Материалы я просмотрел прямо на лестнице, поднявшись этажом выше. Это был жуткий мрак, загробная волосяная духота, шарящие по лицу безумные костяные пальцы. Некто Б. показал, что вручил Корецкому деньги в количестве девятисот рублей, за которые тот обещал способствовать продвижению его вне общей очереди. Когда вы вручили Корецкому эти деньги? Двадцать седьмого числа. На следствии вы утверждали, что вручили их двадцать восьмого. Ну – может быть, двадцать восьмого.
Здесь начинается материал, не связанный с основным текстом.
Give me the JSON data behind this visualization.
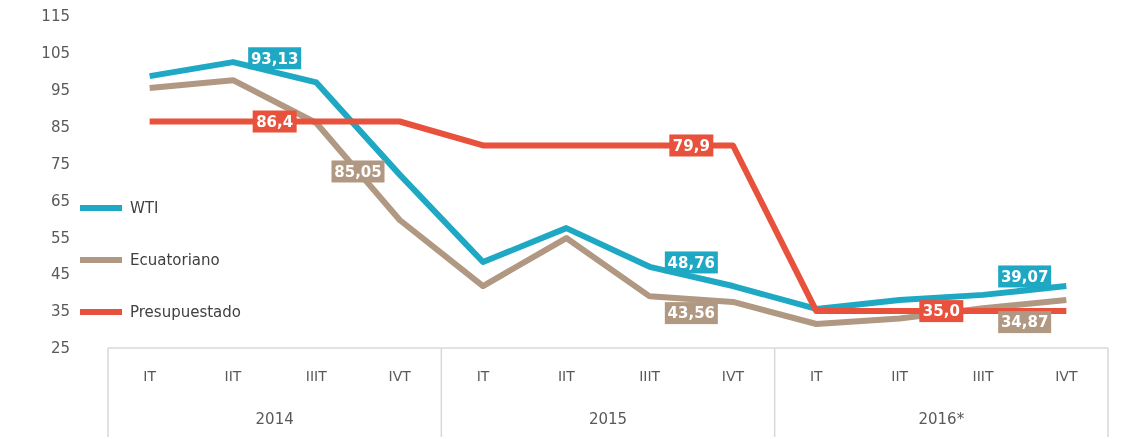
{
  "chart_data": {
    "type": "line",
    "categories": [
      "IT",
      "IIT",
      "IIIT",
      "IVT",
      "IT",
      "IIT",
      "IIIT",
      "IVT",
      "IT",
      "IIT",
      "IIIT",
      "IVT"
    ],
    "series": [
      {
        "name": "WTI",
        "color": "#1fa8c4",
        "values": [
          98.7,
          102.5,
          97,
          72,
          48.3,
          57.5,
          47,
          41.8,
          35.6,
          38,
          39.4,
          41.8
        ]
      },
      {
        "name": "Ecuatoriano",
        "color": "#b09882",
        "values": [
          95.5,
          97.6,
          86,
          59.7,
          41.8,
          54.8,
          39,
          37.5,
          31.5,
          33,
          35.8,
          38
        ]
      },
      {
        "name": "Presupuestado",
        "color": "#e8523c",
        "values": [
          86.4,
          86.4,
          86.4,
          86.4,
          79.9,
          79.9,
          79.9,
          79.9,
          35.0,
          35.0,
          35.0,
          35.0
        ]
      }
    ],
    "annotations": [
      "2014",
      "2015",
      "2016*",
      "93,13",
      "85,05",
      "86,4",
      "48,76",
      "43,56",
      "79,9",
      "39,07",
      "34,87",
      "35,0"
    ],
    "ylim": [
      25,
      115
    ],
    "yticks": [
      25,
      35,
      45,
      55,
      65,
      75,
      85,
      95,
      105,
      115
    ],
    "grid": false,
    "legend": "left",
    "marker": "none",
    "line_style": "solid"
  }
}
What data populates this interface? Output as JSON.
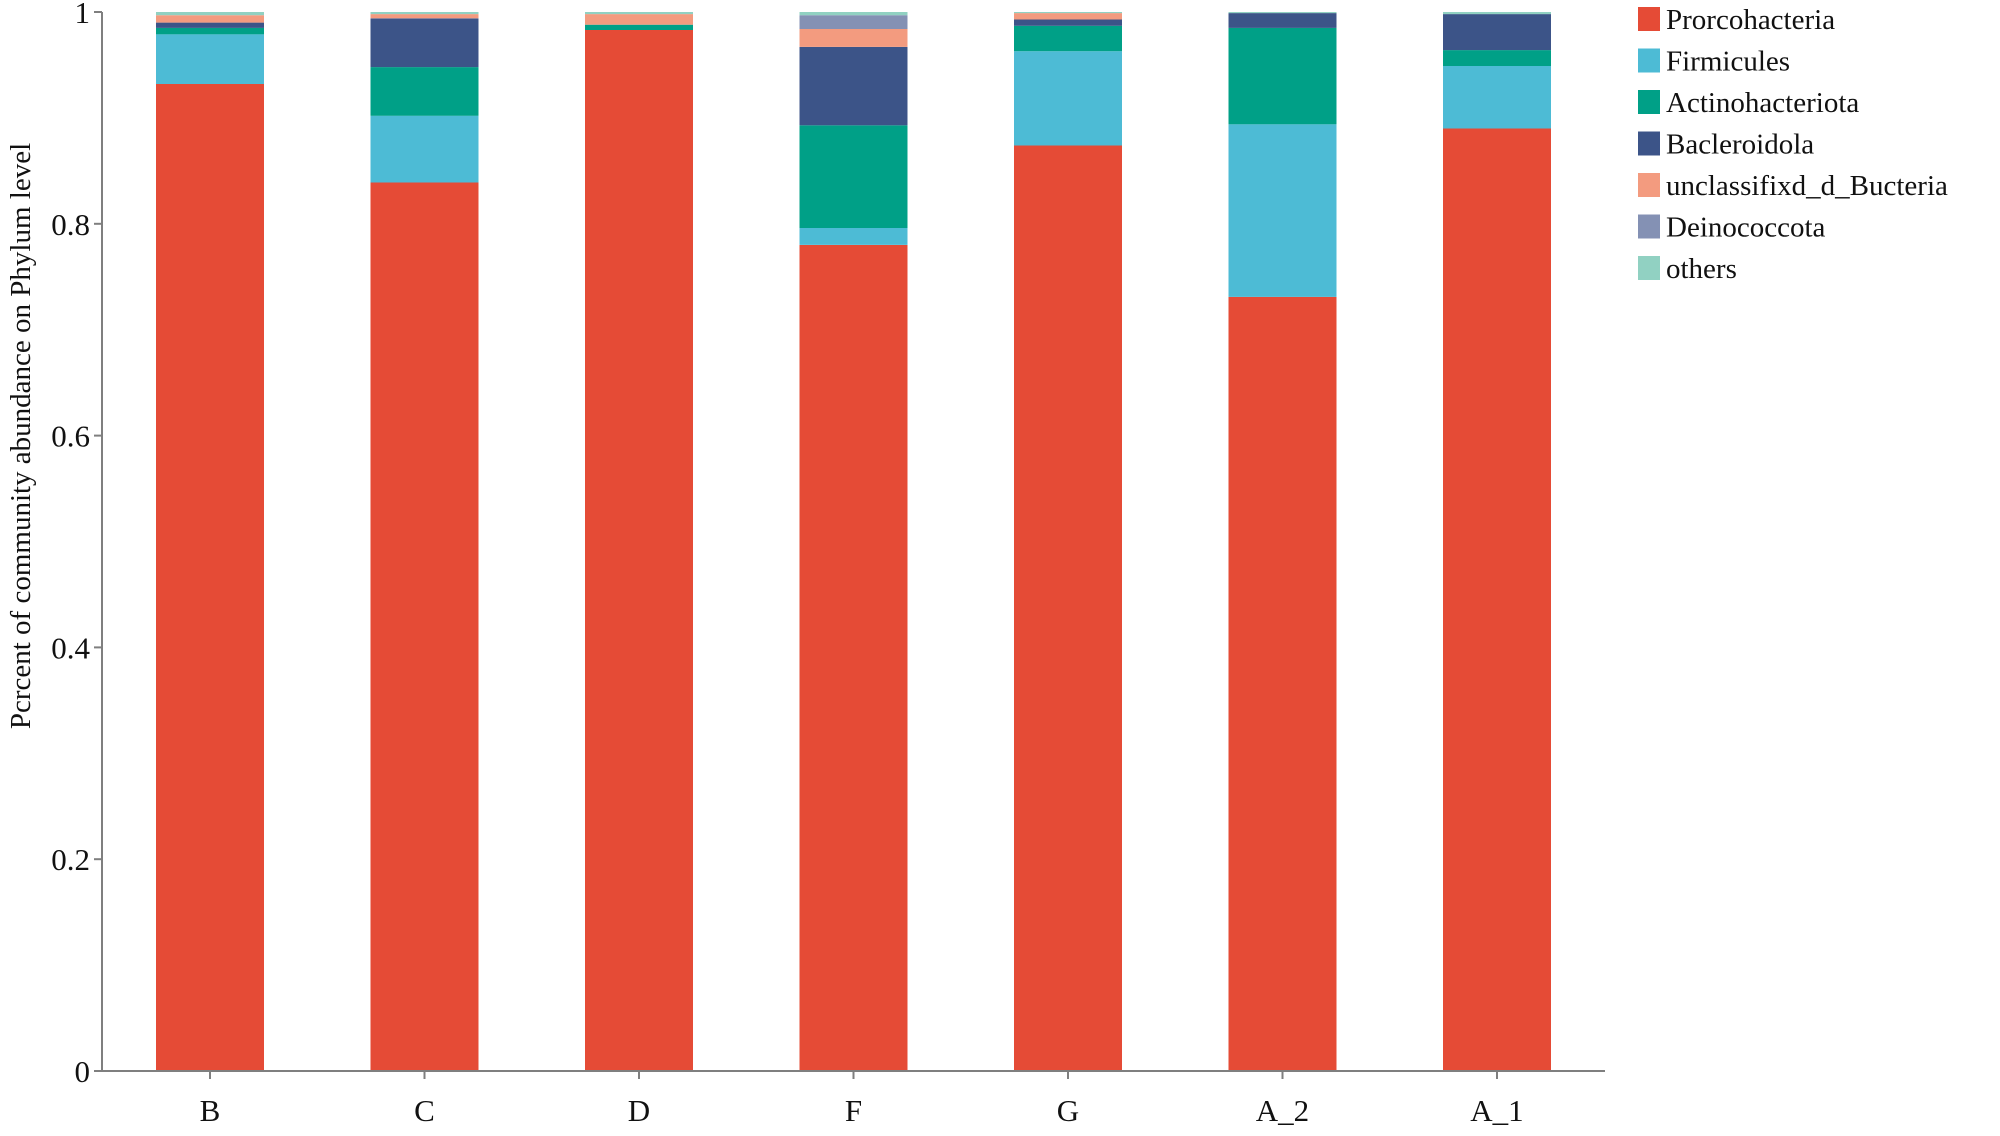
{
  "chart_data": {
    "type": "bar",
    "stacked": true,
    "title": "",
    "xlabel": "",
    "ylabel": "Pcrcent of community abundance on Phylum level",
    "ylim": [
      0,
      1
    ],
    "yticks": [
      0,
      0.2,
      0.4,
      0.6,
      0.8,
      1
    ],
    "ytick_labels": [
      "0",
      "0.2",
      "0.4",
      "0.6",
      "0.8",
      "1"
    ],
    "legend_position": "top-right",
    "categories": [
      "B",
      "C",
      "D",
      "F",
      "G",
      "A_2",
      "A_1"
    ],
    "series": [
      {
        "name": "Prorcohacteria",
        "color": "#e54b36",
        "values": [
          0.932,
          0.839,
          0.983,
          0.78,
          0.874,
          0.731,
          0.89
        ]
      },
      {
        "name": "Firmicules",
        "color": "#4dbbd5",
        "values": [
          0.047,
          0.063,
          0.0,
          0.016,
          0.089,
          0.163,
          0.059
        ]
      },
      {
        "name": "Actinohacteriota",
        "color": "#00a087",
        "values": [
          0.006,
          0.046,
          0.005,
          0.097,
          0.024,
          0.091,
          0.015
        ]
      },
      {
        "name": "Bacleroidola",
        "color": "#3c5488",
        "values": [
          0.005,
          0.046,
          0.0,
          0.074,
          0.006,
          0.014,
          0.034
        ]
      },
      {
        "name": "unclassifixd_d_Bucteria",
        "color": "#f39b7f",
        "values": [
          0.007,
          0.004,
          0.01,
          0.017,
          0.006,
          0.0,
          0.0
        ]
      },
      {
        "name": "Deinococcota",
        "color": "#8491b4",
        "values": [
          0.0,
          0.0,
          0.0,
          0.013,
          0.0,
          0.0,
          0.0
        ]
      },
      {
        "name": "others",
        "color": "#91d1c2",
        "values": [
          0.003,
          0.002,
          0.002,
          0.003,
          0.001,
          0.001,
          0.002
        ]
      }
    ]
  }
}
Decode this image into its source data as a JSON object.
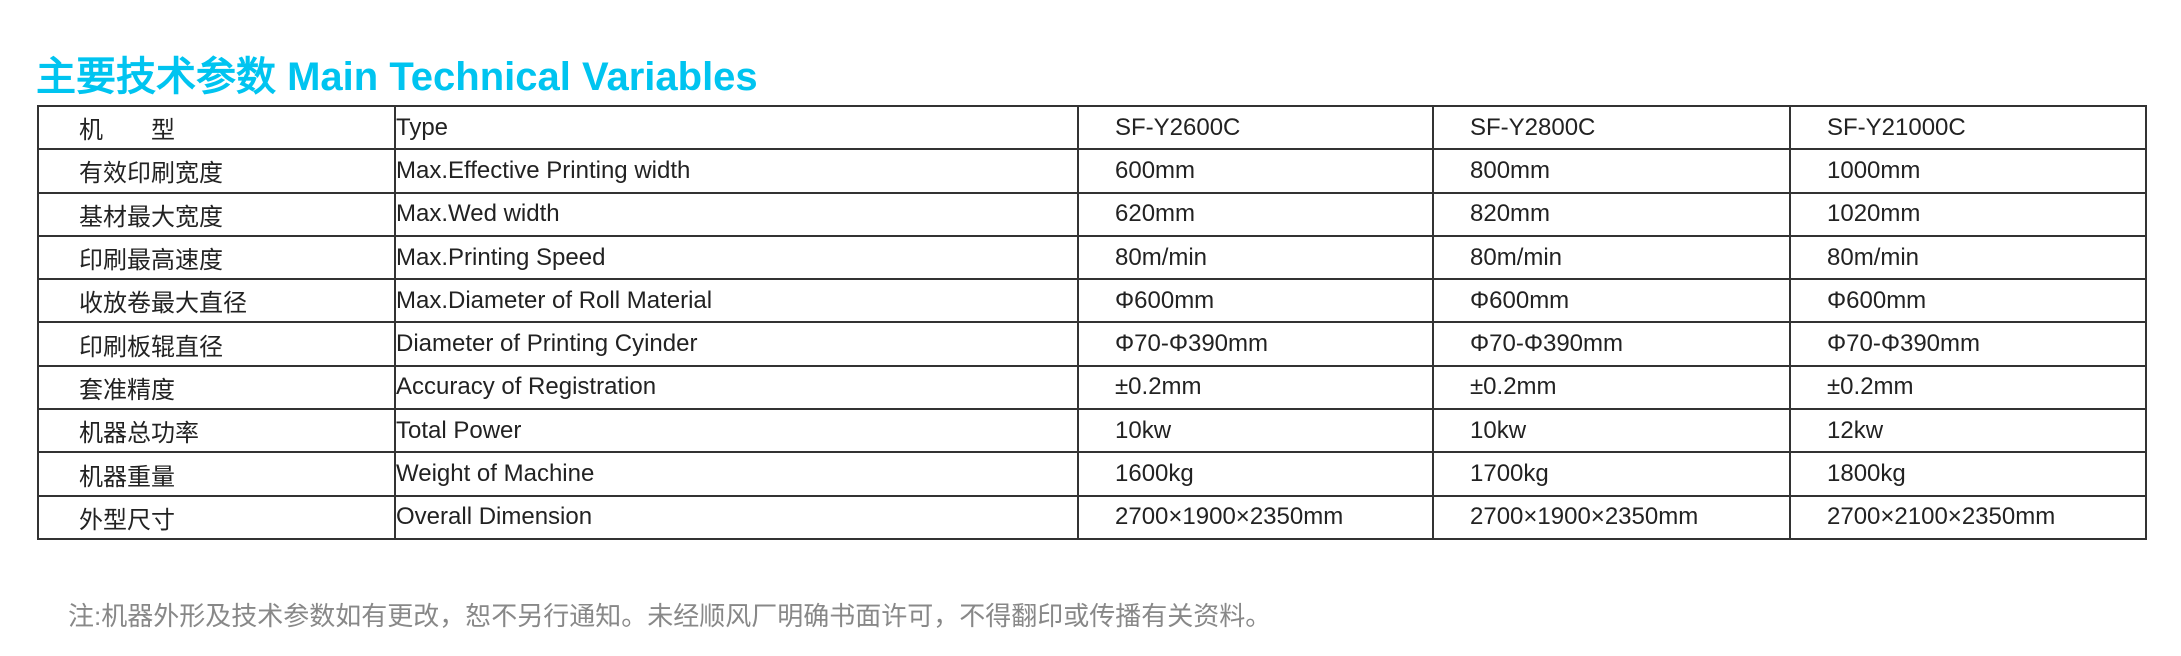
{
  "title": "主要技术参数 Main Technical Variables",
  "accent_color": "#00c4f0",
  "table": {
    "rows": [
      [
        "机　　型",
        "Type",
        "SF-Y2600C",
        "SF-Y2800C",
        "SF-Y21000C"
      ],
      [
        "有效印刷宽度",
        "Max.Effective Printing width",
        "600mm",
        "800mm",
        "1000mm"
      ],
      [
        "基材最大宽度",
        "Max.Wed width",
        "620mm",
        "820mm",
        "1020mm"
      ],
      [
        "印刷最高速度",
        "Max.Printing Speed",
        "80m/min",
        "80m/min",
        "80m/min"
      ],
      [
        "收放卷最大直径",
        "Max.Diameter of Roll Material",
        "Φ600mm",
        "Φ600mm",
        "Φ600mm"
      ],
      [
        "印刷板辊直径",
        "Diameter of Printing Cyinder",
        "Φ70-Φ390mm",
        "Φ70-Φ390mm",
        "Φ70-Φ390mm"
      ],
      [
        "套准精度",
        "Accuracy of Registration",
        "±0.2mm",
        "±0.2mm",
        "±0.2mm"
      ],
      [
        "机器总功率",
        "Total Power",
        "10kw",
        "10kw",
        "12kw"
      ],
      [
        "机器重量",
        "Weight of Machine",
        "1600kg",
        "1700kg",
        "1800kg"
      ],
      [
        "外型尺寸",
        "Overall Dimension",
        "2700×1900×2350mm",
        "2700×1900×2350mm",
        "2700×2100×2350mm"
      ]
    ]
  },
  "note": "注:机器外形及技术参数如有更改，恕不另行通知。未经顺风厂明确书面许可，不得翻印或传播有关资料。"
}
Так двадцать седьмого или двадцать восьмого. Молчание. А в какое время вы их вручили? Часа в три дня. Вот показания свидетеля Кусакова: в указанные вами числа вы выполняли задание по оформлению технической документации на объектах и ни на минуту не отлучались с работы. Молчание. Как вы это можете объяснить, свидетель? Молчание. Может быть, вы просто не давали обвиняемому этих денег? Молчание. Защита вопросов не имеет. Полупустой зал, беспорядочные облезлые стулья, графин на зеленом сукне, концентрирующий в своей сердцевине ослепительный солнечный снопик. Все было безнадежно с самого начала. Некто В. показал, что Корецкий четырежды вымогал у него подношения, обещая негласно содействовать при рассмотрении запутанного дела. Какую сумму вы передавали обвиняемому? Кажется, пятьсот рублей.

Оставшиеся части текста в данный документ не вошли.